Le mardi 27 avril 2021, 10 h 45

Hall principal de l'hôtel du Parlement, hôtel du Parlement

(Dix heures quarante-sept minutes)

La Modératrice : Bonjour à tous. Bienvenue au point de presse de l'opposition officielle.

Mme Anglade : Alors, bonjour. Bonjour, tout le monde. L'effet de la pandémie semble vouloir s'estomper légèrement, mais, après trois vagues successives, je nous invite à rester extrêmement vigilants. Et j'encourage tout le monde, tous ceux qui le peuvent, à aller se faire vacciner. Moi, je l'ai fait vendredi dernier.

Alors que débutera peut-être un déconfinement partiel et que le nombre de cas semble baisser, le temps semble venu pour réellement entamer un véritable examen essentiel par rapport à la gestion de la pandémie et que cette étape, qui correspond finalement à une enquête indépendante, se fasse autour de l'évaluation de l'ensemble des politiques publiques face aux grandes pandémies à la lumière de la crise de la COVID-19 et de sa gestion.
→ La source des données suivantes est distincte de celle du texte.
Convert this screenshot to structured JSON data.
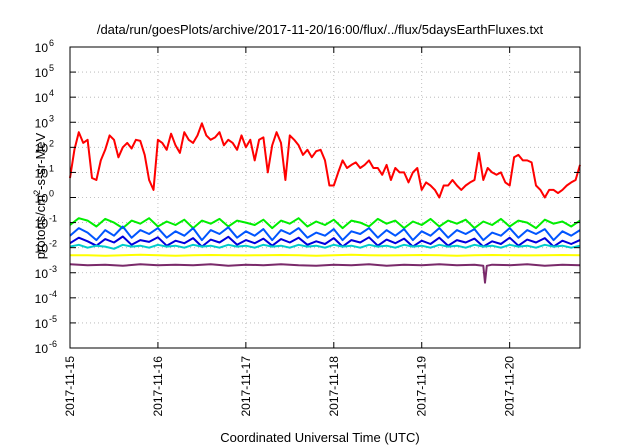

Comme vous le savez, le gouvernement prend des décisions qui ont des impacts majeurs sur la santé, les droits et libertés, l'économie, le fonctionnement du Québec dans son ensemble. En conséquence, il serait inconcevable de soustraire le gouvernement à l'examen de la gestion de la plus grande crise sanitaire de notre histoire. En réponse à cela, le premier ministre nous a dit qu'il ne veut pas d'enquête publique indépendante sur la gestion et qu'elle est inutile parce que, présentement, il y a trois enquêtes qui seraient en cours.

J'aimerais rappeler que, lorsque l'on parle des trois enquêtes, il s'agit d'abord de celle de la Commissaire à la santé, qui se concentre sur la gestion de la première vague concentrée dans les CHSLD, les enquêtes du coroner, qui elles aussi concernent des décès survenus uniquement dans les CHSLD, et la Protectrice du citoyen enquête actuellement sur la gestion de la crise de la COVID-19 dans les CHSLD du Québec. Ces différentes enquêtes font oeuvre utile, c'est certain, mais leur mandat est extrêmement circonscrit à la question des CHSLD.

Pourtant, la crise de la COVID touche tout le monde, a eu des effets sur plusieurs sphères, notamment les mesures de confinement, les restrictions commerciales, l'utilisation des pouvoirs du décret d'urgence sanitaire, les déplacement interrégionaux, l'utilisation des forces armées, les communications gouvernementales, la cellule de crise, et j'en passe. Ce que le premier ministre dit quand il dit qu'il ne veut pas d'enquête publique indépendante, c'est qu'on n'a pas besoin de savoir. La crise n'est pas terminée, et nous ne savons pas encore si la relative accalmie va durer. On le souhaite, néanmoins, mais on ne pourra pas faire comme si rien ne s'était passé. Il va falloir qu'on apprenne de cette crise.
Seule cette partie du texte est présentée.